This rebuff reduced her to a pitiable state of mind, for it was utterly incomprehensible. That she had done anything to deserve it she could not feel, and, indeed, it was a strange thing that a man in the height of his success, having inaugurated his cruise in so splendid a fashion, with enormous profits lying only waiting to be realised, should be so hatefully morose and savage in his demeanour.

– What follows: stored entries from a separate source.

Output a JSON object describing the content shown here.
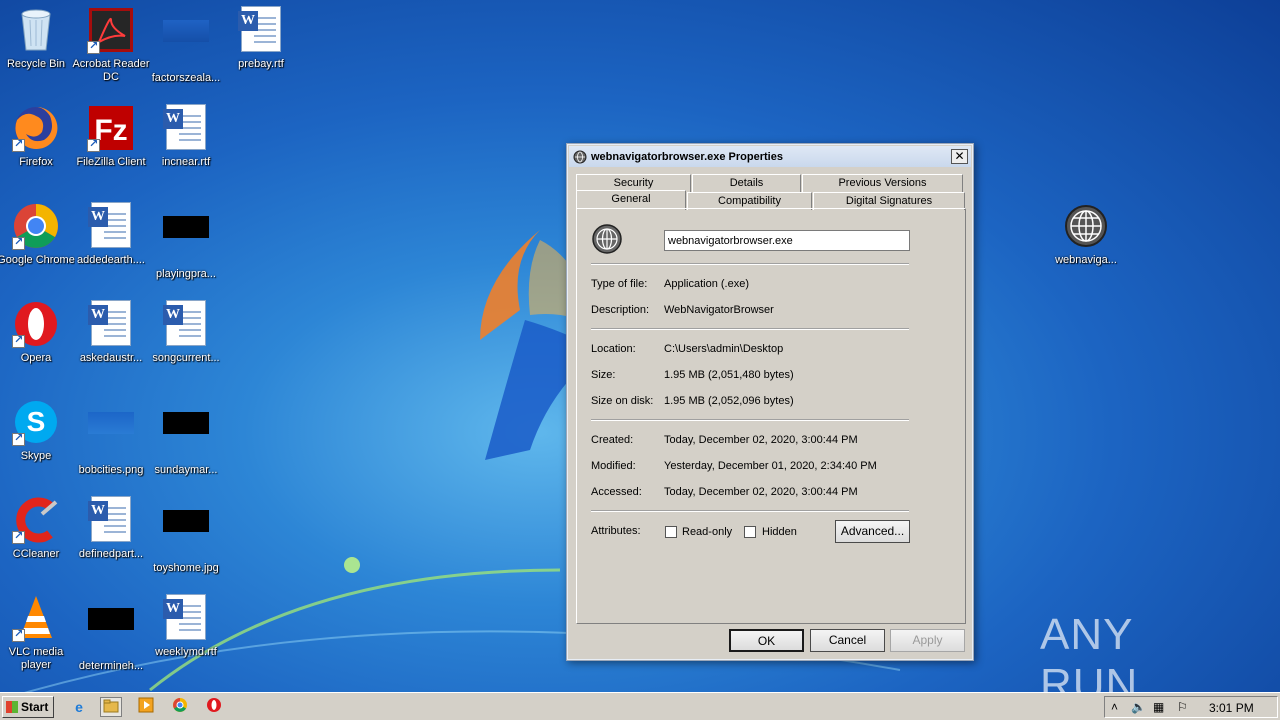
{
  "desktop": {
    "icons": [
      {
        "label": "Recycle Bin",
        "icon": "recycle-bin-icon"
      },
      {
        "label": "Acrobat Reader DC",
        "icon": "acrobat-icon"
      },
      {
        "label": "factorszeala...",
        "icon": "image-file-icon"
      },
      {
        "label": "prebay.rtf",
        "icon": "word-document-icon"
      },
      {
        "label": "Firefox",
        "icon": "firefox-icon"
      },
      {
        "label": "FileZilla Client",
        "icon": "filezilla-icon"
      },
      {
        "label": "incnear.rtf",
        "icon": "word-document-icon"
      },
      {
        "label": "Google Chrome",
        "icon": "chrome-icon"
      },
      {
        "label": "addedearth....",
        "icon": "word-document-icon"
      },
      {
        "label": "playingpra...",
        "icon": "image-file-icon"
      },
      {
        "label": "Opera",
        "icon": "opera-icon"
      },
      {
        "label": "askedaustr...",
        "icon": "word-document-icon"
      },
      {
        "label": "songcurrent...",
        "icon": "word-document-icon"
      },
      {
        "label": "Skype",
        "icon": "skype-icon"
      },
      {
        "label": "bobcities.png",
        "icon": "image-file-icon"
      },
      {
        "label": "sundaymar...",
        "icon": "image-file-icon"
      },
      {
        "label": "CCleaner",
        "icon": "ccleaner-icon"
      },
      {
        "label": "definedpart...",
        "icon": "word-document-icon"
      },
      {
        "label": "toyshome.jpg",
        "icon": "image-file-icon"
      },
      {
        "label": "VLC media player",
        "icon": "vlc-icon"
      },
      {
        "label": "determineh...",
        "icon": "image-file-icon"
      },
      {
        "label": "weeklymd.rtf",
        "icon": "word-document-icon"
      },
      {
        "label": "webnaviga...",
        "icon": "globe-icon"
      }
    ]
  },
  "dialog": {
    "title": "webnavigatorbrowser.exe Properties",
    "tabs_back": [
      "Security",
      "Details",
      "Previous Versions"
    ],
    "tabs_front": [
      "General",
      "Compatibility",
      "Digital Signatures"
    ],
    "active_tab": "General",
    "filename": "webnavigatorbrowser.exe",
    "type_label": "Type of file:",
    "type_value": "Application (.exe)",
    "desc_label": "Description:",
    "desc_value": "WebNavigatorBrowser",
    "location_label": "Location:",
    "location_value": "C:\\Users\\admin\\Desktop",
    "size_label": "Size:",
    "size_value": "1.95 MB (2,051,480 bytes)",
    "disk_label": "Size on disk:",
    "disk_value": "1.95 MB (2,052,096 bytes)",
    "created_label": "Created:",
    "created_value": "Today, December 02, 2020, 3:00:44 PM",
    "modified_label": "Modified:",
    "modified_value": "Yesterday, December 01, 2020, 2:34:40 PM",
    "accessed_label": "Accessed:",
    "accessed_value": "Today, December 02, 2020, 3:00:44 PM",
    "attributes_label": "Attributes:",
    "readonly_label": "Read-only",
    "hidden_label": "Hidden",
    "advanced_label": "Advanced...",
    "ok_label": "OK",
    "cancel_label": "Cancel",
    "apply_label": "Apply"
  },
  "taskbar": {
    "start_label": "Start",
    "clock": "3:01 PM"
  },
  "watermark": "ANY RUN"
}
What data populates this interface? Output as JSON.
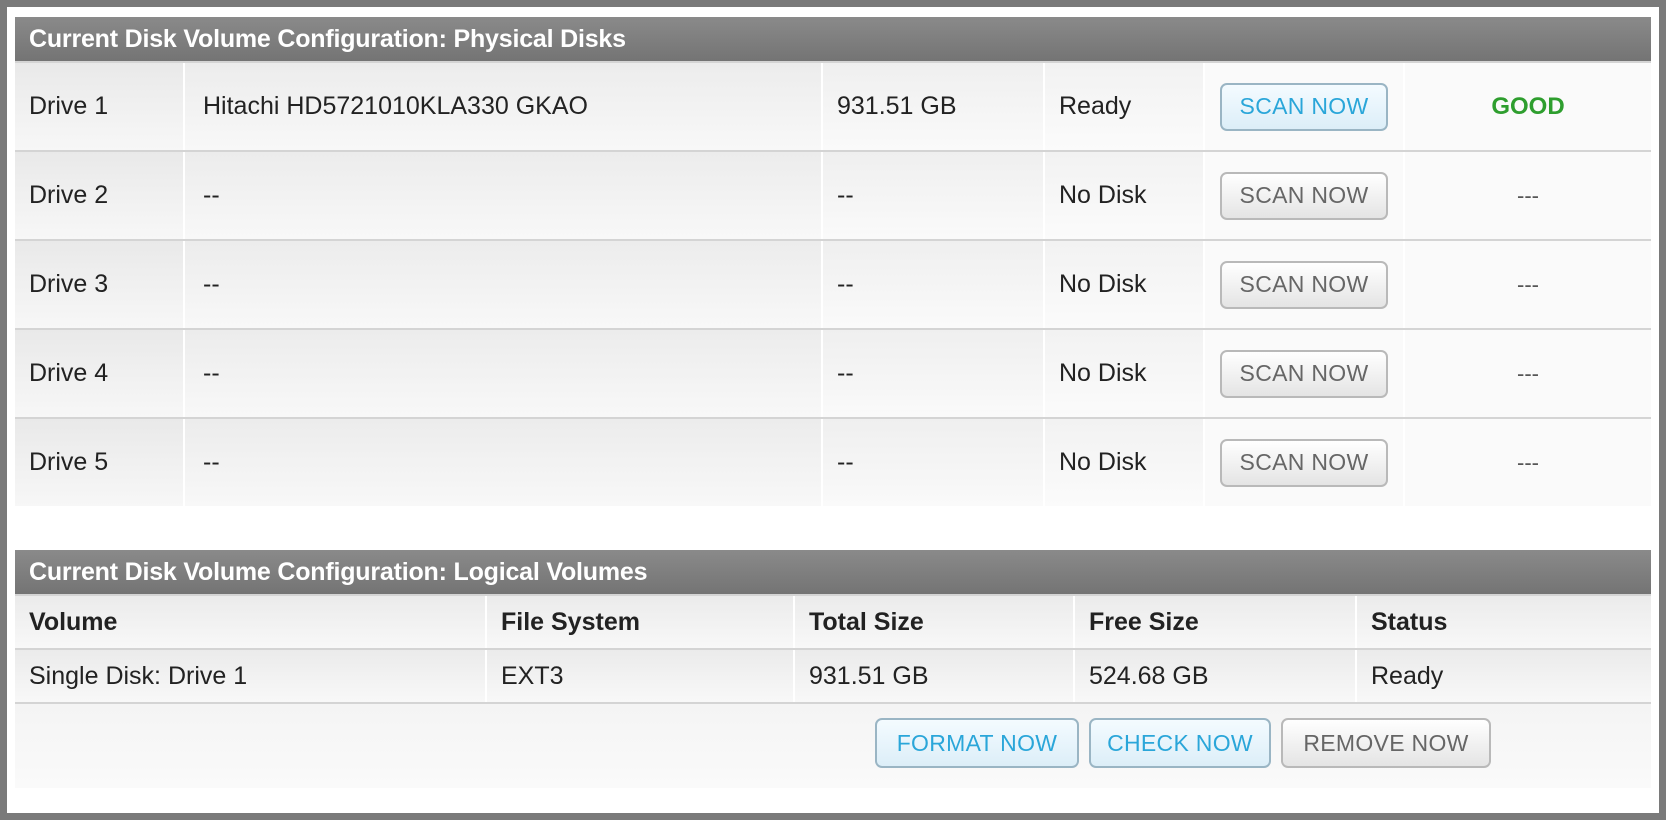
{
  "physical": {
    "header": "Current Disk Volume Configuration: Physical Disks",
    "drives": [
      {
        "name": "Drive 1",
        "model": "Hitachi HD5721010KLA330 GKAO",
        "size": "931.51 GB",
        "state": "Ready",
        "button": "SCAN NOW",
        "health": "GOOD"
      },
      {
        "name": "Drive 2",
        "model": "--",
        "size": "--",
        "state": "No Disk",
        "button": "SCAN NOW",
        "health": "---"
      },
      {
        "name": "Drive 3",
        "model": "--",
        "size": "--",
        "state": "No Disk",
        "button": "SCAN NOW",
        "health": "---"
      },
      {
        "name": "Drive 4",
        "model": "--",
        "size": "--",
        "state": "No Disk",
        "button": "SCAN NOW",
        "health": "---"
      },
      {
        "name": "Drive 5",
        "model": "--",
        "size": "--",
        "state": "No Disk",
        "button": "SCAN NOW",
        "health": "---"
      }
    ]
  },
  "logical": {
    "header": "Current Disk Volume Configuration: Logical Volumes",
    "columns": [
      "Volume",
      "File System",
      "Total Size",
      "Free Size",
      "Status"
    ],
    "rows": [
      {
        "volume": "Single Disk: Drive 1",
        "fs": "EXT3",
        "total": "931.51 GB",
        "free": "524.68 GB",
        "status": "Ready"
      }
    ],
    "actions": {
      "format": "FORMAT NOW",
      "check": "CHECK NOW",
      "remove": "REMOVE NOW"
    }
  },
  "colors": {
    "header_bg": "#7c7c7c",
    "good": "#2e9e2e",
    "active_button_text": "#2aa6d9"
  }
}
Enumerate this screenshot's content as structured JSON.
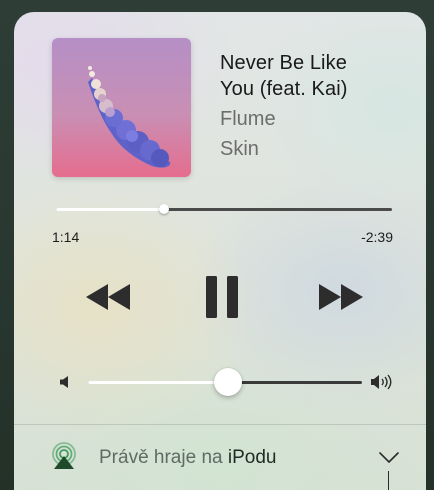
{
  "now_playing": {
    "title": "Never Be Like You (feat. Kai)",
    "title_line1": "Never Be Like",
    "title_line2": "You (feat. Kai)",
    "artist": "Flume",
    "album": "Skin",
    "album_art_icon": "flume-skin-album-art"
  },
  "playback": {
    "elapsed": "1:14",
    "remaining": "-2:39",
    "progress_fraction": 0.322,
    "state": "playing",
    "rewind_icon": "rewind-icon",
    "pause_icon": "pause-icon",
    "fast_forward_icon": "fast-forward-icon"
  },
  "volume": {
    "level_fraction": 0.51,
    "min_icon": "volume-low-icon",
    "max_icon": "volume-high-icon"
  },
  "output": {
    "label_prefix": "Právě hraje na",
    "device": "iPodu",
    "airplay_icon": "airplay-icon",
    "accent_color": "#3f9a5c",
    "expand_icon": "chevron-down-icon"
  }
}
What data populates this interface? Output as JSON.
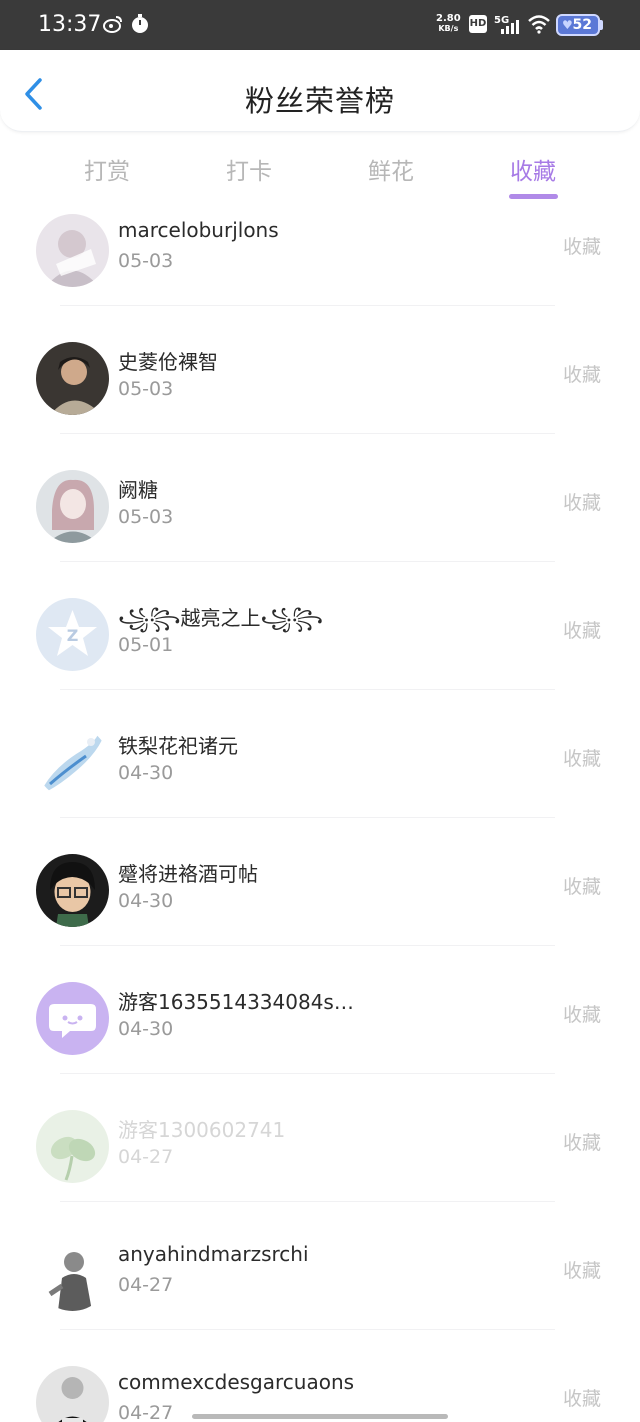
{
  "status_bar": {
    "time": "13:37",
    "net_speed_value": "2.80",
    "net_speed_unit": "KB/s",
    "hd": "HD",
    "network": "5G",
    "battery": "52"
  },
  "header": {
    "title": "粉丝荣誉榜"
  },
  "tabs": [
    {
      "label": "打赏",
      "active": false
    },
    {
      "label": "打卡",
      "active": false
    },
    {
      "label": "鲜花",
      "active": false
    },
    {
      "label": "收藏",
      "active": true
    }
  ],
  "colors": {
    "accent": "#b08ae8",
    "muted": "#b7b7b7",
    "date": "#9a9a9a"
  },
  "items": [
    {
      "name": "marceloburjlons",
      "date": "05-03",
      "action": "收藏"
    },
    {
      "name": "史菱伧裸智",
      "date": "05-03",
      "action": "收藏"
    },
    {
      "name": "阙糖",
      "date": "05-03",
      "action": "收藏"
    },
    {
      "name": "꧁꧂越亮之上꧁꧂",
      "date": "05-01",
      "action": "收藏"
    },
    {
      "name": "铁梨花祀诸元",
      "date": "04-30",
      "action": "收藏"
    },
    {
      "name": "蹙将进袼酒可帖",
      "date": "04-30",
      "action": "收藏"
    },
    {
      "name": "游客1635514334084s…",
      "date": "04-30",
      "action": "收藏"
    },
    {
      "name": "游客1300602741",
      "date": "04-27",
      "action": "收藏"
    },
    {
      "name": "anyahindmarzsrchi",
      "date": "04-27",
      "action": "收藏"
    },
    {
      "name": "commexcdesgarcuaons",
      "date": "04-27",
      "action": "收藏"
    }
  ]
}
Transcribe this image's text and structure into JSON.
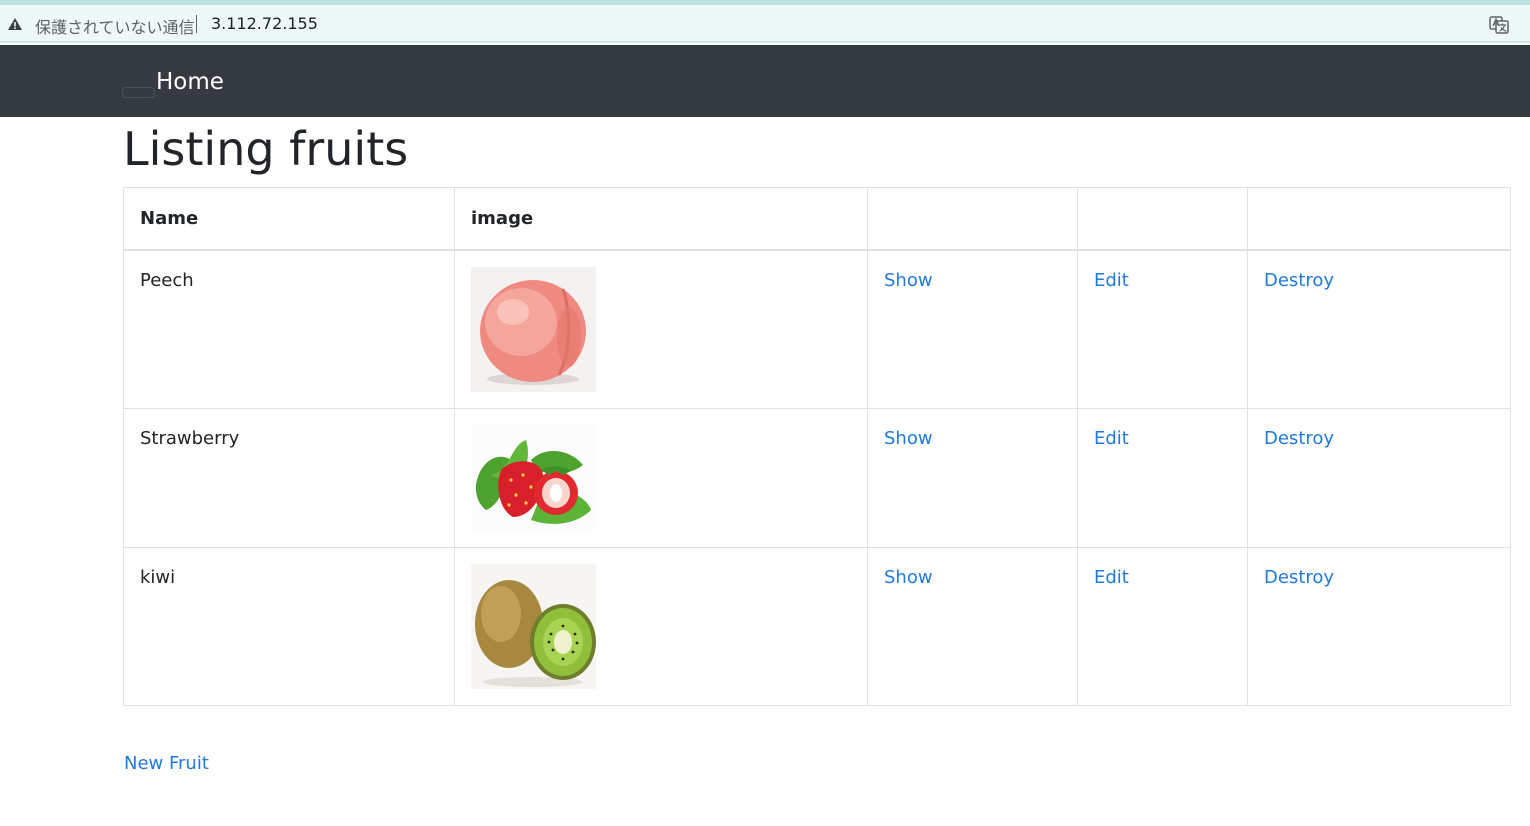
{
  "browser": {
    "security_label": "保護されていない通信",
    "url": "3.112.72.155",
    "icons": [
      "warning-icon",
      "translate-icon"
    ]
  },
  "navbar": {
    "brand": "Home"
  },
  "page": {
    "title": "Listing fruits"
  },
  "table": {
    "columns": [
      "Name",
      "image",
      "",
      "",
      ""
    ],
    "rows": [
      {
        "name": "Peech",
        "image": "peach",
        "show": "Show",
        "edit": "Edit",
        "destroy": "Destroy"
      },
      {
        "name": "Strawberry",
        "image": "strawberry",
        "show": "Show",
        "edit": "Edit",
        "destroy": "Destroy"
      },
      {
        "name": "kiwi",
        "image": "kiwi",
        "show": "Show",
        "edit": "Edit",
        "destroy": "Destroy"
      }
    ]
  },
  "footer": {
    "new_link": "New Fruit"
  },
  "colors": {
    "navbar": "#343a40",
    "link": "#1f7ae0",
    "border": "#dee2e6"
  }
}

It was a puzzle beyond hope of solution. The meal was taken in utter silence, the food being bolted in truly animal fashion; and, while yet the last mouthfuls were being masticated, the skipper rose abruptly from his seat and said, ‘Now, then, Mr. Court, start the hands again.’ While they had been at dinner the shipkeepers had completed their task of getting the gear ready for cutting in, so that when the officers came on deck and summoned the hands it only remained to commence cutting in the whales at once. Loud orders resounded along the decks, but, for perhaps half a minute, there was no response, and this seemed to act upon the Captain maddeningly. Snatching a belaying-pin from the rail, he strode forward muttering curses, and, beating his weapon upon the scuttle hatch of the forecastle, he roared down into the gloomy cavern, ‘D’ ye want to be smoked out like a nest of hornets?’ Full of alarms, the weary men clambered up the steep ladder, but as the first one reached the deck he was met by a tremendous blow full in the face, which sent him reeling to the deck.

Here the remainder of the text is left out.